May 8, 2014
Here is what Justice Corbett of the Ontario Superior Court of Justice had to say recently in Sri Guru Nanak Sikh Centre Brampton v. Dhadda,
[1] It is not open to anyone involved in the plaintiff to dispense with the law because they think they are wise and know what is best. “Tradition” is not a basis for ignoring the law.

[4] The plaintiff has a long sad history of conflict. And this just has to stop. It is an embarrassment: the plaintiff is an important religious, social and cultural institution. The conflicts have been riotous, often petty, and are concerned with issues of control, and not the high-minded principles cited as justifications for this lawless behaviour.
[5] Snowie J. stated, roughly ten years ago: a “more business-like approach” to managing the affairs of the plaintiff would be in everyone’s best interests. Methinks Her Honour spoke too softly. No doubt she was moved by the fact that this is a religious and charitable institution, and the members and directors are unpaid volunteers. Apparently her message did not get through to everyone.

[11] Some of the defendants have engaged in gross misconduct in the conduct of this litigation. For them apparently, the ends justify the means. It is offensive that some defendants should perjure themselves so blatantly in their evidence. The ends do notjustify the means. Through their misconduct, these defendants have, in the end, only discredited themselves.
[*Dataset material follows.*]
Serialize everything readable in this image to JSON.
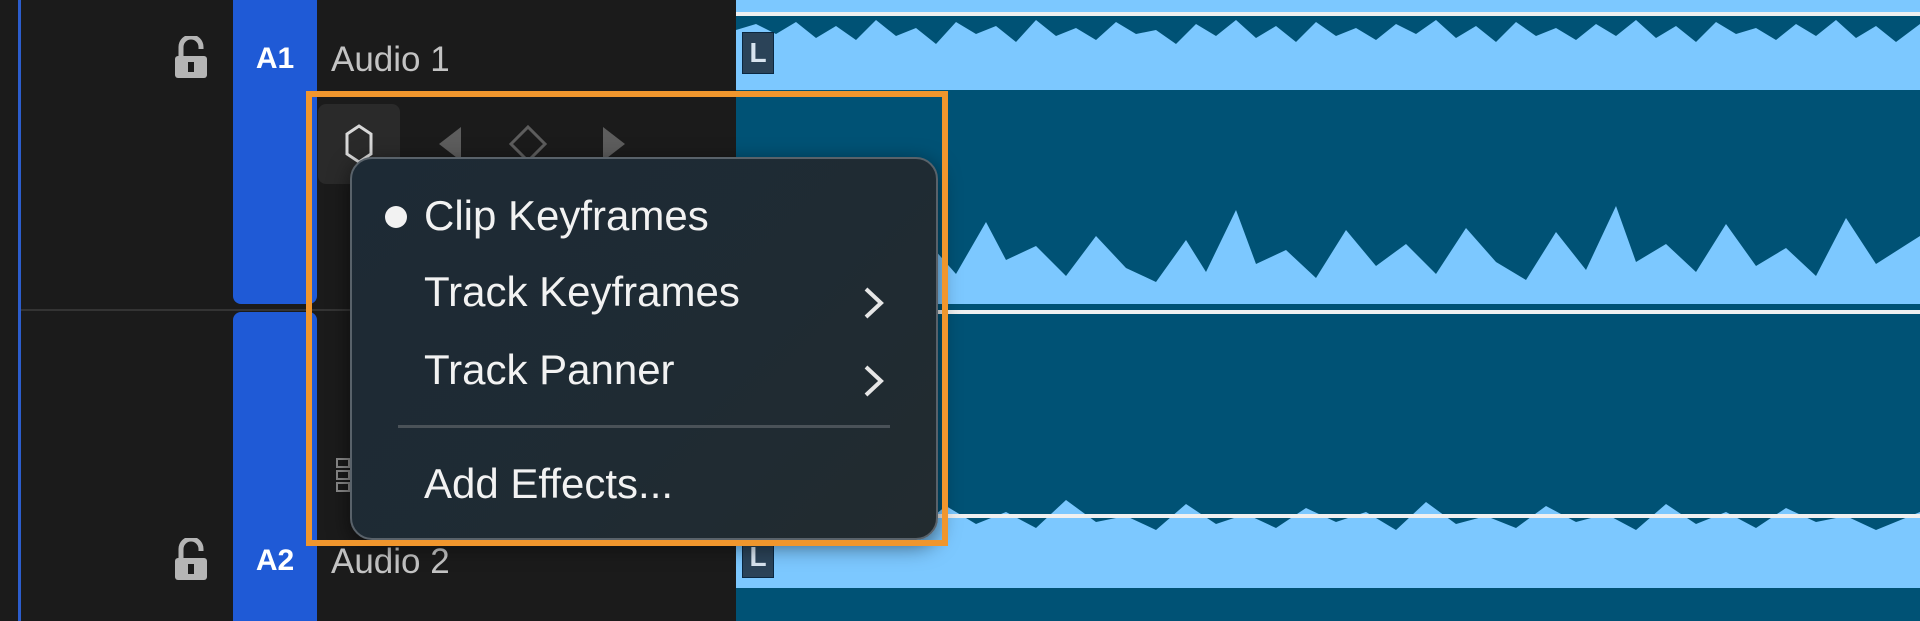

[12] Litigation is not some childish game. It is serious process of conflict resolution. It is not acceptable to lie under oath or to falsify documents to try to win a lawsuit for control of a temple.
[13] I understand that these are emotional issues for the parties. Some of the defendants have played key roles in founding and building the plaintiff. Together with some of the plaintiffs, they have built a wonderful and vibrant institution. But they do not own it. And these defendants’ past good deeds and leadership do not justify their misconduct.
With an opening like that, you know the facts have to be juicy. And they are, if not also complex and convoluted, and filled with an emotion.
But there are also some general principles of advocacy worth gleaning from the judgement too,
[290] A factum is written argument. That does not leave it open to deliver a written polemic. There should be a “facts” section of the factum, that underpins the argument. It is currently popular to blend facts and arguments. In my view, when this is done properly, it makes it easier to grasp the argument and evaluate the arguments. Where, as here, the recitation of the facts is the argument, and is not referenced to the evidence, the factum fails in its task to persuade. It creates suspicion in the mind of the judge. And so every controversial statement of fact must be checked to ensure its accuracy.
[291] Conclusions, or inferences, are of no value when stated baldly.
[292] Good advocacy is not the presentation of conclusions of inferences in a patterned argument. That is necessary, of course, but that is the easy part. Good advocacy is the careful selection and organization of facts that lead to the conclusions or inferences that then feed to a particular conclusion. The absence of a clear recitation of facts from which inferences or conclusions might be drawn has left it to the court to review the evidence to determine if there is evidence in the record to support the broad assertions in the defendants’ factum.
And if that doesn’t have you reading the case for more, I’m not really sure what will.